Still, it seems that Rigel’s timekeepers have a lot to answer for, because Janice’s lab clock, if her watch is any indication, is ahead by about five minutes.

Fool me once…

Wednesday, August 13th, 2008

The replacement Milwaukee chop saw from Amazon arrived today. I had a strong doubt that this one would survive the shipping process intact as well, so I told Noe (Extreme Performance’s store manager) to check it as soon as it arrived.

Sure enough, this one was broken in exactly the same way, and Noe refused delivery on the item—much to the consternation of the FedEx guy, who didn’t relish having to carry the 50-pound box back to his truck. That confirms my suspicion that the packaging was insufficient to protect the tool during shipping. Not what anybody would expect from Milwaukee Tools.

Apple needs to learn how to work the phone

Wednesday, August 13th, 2008

I finally got around to dropping off my MacBook for repairs (a couple of hardware glitches, annoying but not fatal, had cropped up over a year ago) at the Stanford Apple store. (I chose the store because they were the only store without any 8GB iPhones in stock, hence I reasoned would be less crowded.)

I went to the “Genius Bar” and showed them the problem with laptop, and they said they’d take it in for diagnostic testing to be followed by any necessary repairs. They told me the initial diagnostics would take about 48 hours and they would follow-up by phone.

Five days passed without any word from Apple, nor any update on the repair status on the tech support website.
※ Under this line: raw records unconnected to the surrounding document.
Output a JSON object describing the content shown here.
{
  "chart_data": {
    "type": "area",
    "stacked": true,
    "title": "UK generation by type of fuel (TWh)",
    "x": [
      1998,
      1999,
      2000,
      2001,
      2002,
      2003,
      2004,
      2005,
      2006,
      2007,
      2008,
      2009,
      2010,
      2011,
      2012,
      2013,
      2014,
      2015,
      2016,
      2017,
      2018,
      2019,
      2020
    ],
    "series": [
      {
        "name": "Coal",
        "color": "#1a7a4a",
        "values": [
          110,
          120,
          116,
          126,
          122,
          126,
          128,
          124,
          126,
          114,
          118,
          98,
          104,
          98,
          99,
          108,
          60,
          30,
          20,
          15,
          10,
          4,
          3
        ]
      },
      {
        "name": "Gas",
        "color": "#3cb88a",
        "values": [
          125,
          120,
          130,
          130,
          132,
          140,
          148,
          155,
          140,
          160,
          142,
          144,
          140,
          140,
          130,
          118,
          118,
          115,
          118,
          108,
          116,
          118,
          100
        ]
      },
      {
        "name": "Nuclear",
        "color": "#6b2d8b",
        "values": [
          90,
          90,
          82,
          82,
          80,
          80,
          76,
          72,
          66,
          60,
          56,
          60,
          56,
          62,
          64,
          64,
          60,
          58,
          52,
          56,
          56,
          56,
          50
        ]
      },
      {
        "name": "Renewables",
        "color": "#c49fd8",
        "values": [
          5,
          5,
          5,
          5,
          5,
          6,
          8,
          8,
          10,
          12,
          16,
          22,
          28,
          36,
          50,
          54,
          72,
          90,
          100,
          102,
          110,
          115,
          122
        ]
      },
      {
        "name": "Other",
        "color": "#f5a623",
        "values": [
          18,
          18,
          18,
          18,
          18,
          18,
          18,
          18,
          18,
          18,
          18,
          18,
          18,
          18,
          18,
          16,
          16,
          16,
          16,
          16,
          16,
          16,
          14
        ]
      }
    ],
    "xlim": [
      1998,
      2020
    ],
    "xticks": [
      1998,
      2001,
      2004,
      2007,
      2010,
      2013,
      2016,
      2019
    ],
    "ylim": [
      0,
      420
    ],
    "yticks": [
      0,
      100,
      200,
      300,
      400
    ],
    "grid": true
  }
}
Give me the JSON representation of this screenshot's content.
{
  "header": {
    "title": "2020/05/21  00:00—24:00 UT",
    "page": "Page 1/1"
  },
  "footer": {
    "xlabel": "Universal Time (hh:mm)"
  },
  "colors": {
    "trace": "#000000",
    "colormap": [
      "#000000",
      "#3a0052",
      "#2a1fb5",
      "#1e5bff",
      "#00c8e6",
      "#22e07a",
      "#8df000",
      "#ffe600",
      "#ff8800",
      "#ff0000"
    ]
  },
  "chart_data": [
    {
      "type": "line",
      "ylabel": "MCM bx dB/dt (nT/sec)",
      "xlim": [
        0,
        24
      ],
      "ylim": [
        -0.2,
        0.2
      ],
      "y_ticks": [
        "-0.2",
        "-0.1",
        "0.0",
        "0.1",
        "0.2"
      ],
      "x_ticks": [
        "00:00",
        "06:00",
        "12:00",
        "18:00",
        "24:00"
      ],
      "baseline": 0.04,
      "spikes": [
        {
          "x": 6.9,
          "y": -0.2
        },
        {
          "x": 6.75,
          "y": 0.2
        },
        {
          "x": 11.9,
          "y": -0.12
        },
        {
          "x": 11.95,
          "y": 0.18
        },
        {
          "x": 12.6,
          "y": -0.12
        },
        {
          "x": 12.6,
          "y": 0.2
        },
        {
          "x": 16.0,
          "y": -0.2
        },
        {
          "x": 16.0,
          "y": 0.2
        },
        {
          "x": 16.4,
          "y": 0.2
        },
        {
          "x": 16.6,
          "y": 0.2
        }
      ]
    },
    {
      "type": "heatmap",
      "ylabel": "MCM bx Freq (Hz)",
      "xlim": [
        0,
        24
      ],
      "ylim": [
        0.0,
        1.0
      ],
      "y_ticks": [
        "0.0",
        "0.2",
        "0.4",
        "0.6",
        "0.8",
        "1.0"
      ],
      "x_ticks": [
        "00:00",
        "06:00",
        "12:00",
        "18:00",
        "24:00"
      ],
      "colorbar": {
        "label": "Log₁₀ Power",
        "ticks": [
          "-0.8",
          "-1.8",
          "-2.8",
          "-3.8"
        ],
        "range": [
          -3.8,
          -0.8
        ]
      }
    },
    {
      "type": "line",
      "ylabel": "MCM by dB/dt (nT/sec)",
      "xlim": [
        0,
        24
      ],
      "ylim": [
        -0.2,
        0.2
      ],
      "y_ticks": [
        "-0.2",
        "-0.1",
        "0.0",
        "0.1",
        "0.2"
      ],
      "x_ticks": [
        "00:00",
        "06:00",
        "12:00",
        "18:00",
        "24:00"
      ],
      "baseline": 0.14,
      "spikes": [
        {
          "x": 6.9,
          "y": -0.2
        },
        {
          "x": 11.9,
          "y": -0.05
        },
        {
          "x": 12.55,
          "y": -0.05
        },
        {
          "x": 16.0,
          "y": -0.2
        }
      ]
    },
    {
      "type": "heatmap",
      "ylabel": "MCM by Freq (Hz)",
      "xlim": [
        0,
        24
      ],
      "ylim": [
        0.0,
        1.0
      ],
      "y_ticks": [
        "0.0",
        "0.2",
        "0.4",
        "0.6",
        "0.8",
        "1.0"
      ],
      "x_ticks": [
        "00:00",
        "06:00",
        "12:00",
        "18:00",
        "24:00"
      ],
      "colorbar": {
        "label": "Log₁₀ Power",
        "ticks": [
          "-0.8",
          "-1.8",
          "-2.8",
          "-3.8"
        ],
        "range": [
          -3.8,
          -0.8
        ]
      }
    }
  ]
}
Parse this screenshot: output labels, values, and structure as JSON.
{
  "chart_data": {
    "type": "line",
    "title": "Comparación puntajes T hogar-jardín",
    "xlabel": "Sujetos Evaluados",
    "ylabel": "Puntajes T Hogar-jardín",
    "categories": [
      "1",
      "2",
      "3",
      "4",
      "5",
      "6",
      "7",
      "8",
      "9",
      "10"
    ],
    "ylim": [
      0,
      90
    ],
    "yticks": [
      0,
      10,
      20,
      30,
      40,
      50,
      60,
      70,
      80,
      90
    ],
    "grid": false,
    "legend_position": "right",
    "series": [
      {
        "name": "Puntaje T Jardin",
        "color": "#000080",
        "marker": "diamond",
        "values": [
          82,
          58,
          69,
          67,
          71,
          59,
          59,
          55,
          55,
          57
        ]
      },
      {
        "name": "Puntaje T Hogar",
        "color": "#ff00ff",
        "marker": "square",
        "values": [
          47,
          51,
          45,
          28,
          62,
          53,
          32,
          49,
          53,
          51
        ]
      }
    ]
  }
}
I finally called Apple’s tech support line; they contacted the Stanford store who claimed that they had tried to contact me a few days earlier for authorization to send out the computer for repair. Funny, that; I’d given them my mobile phone number (verifiably correct on the receipt I received from them) and at no point did I miss a call or get a voicemail from the store.

Anyway with my authorization they sent the MacBook out to Memphis (if the FedEx tracking information is to be believed) for repairs, which were completed last weekend. The computer was shipped back to Stanford which received it on Monday. I phoned them and was told the computer was being “processed” and they would call me when it was ready.

Two days later and no phone call. I called up the Stanford store, inquired, and sure enough, the computer is ready to be picked up.

For a company that now makes phones, you’d think they would understand how to make phone calls.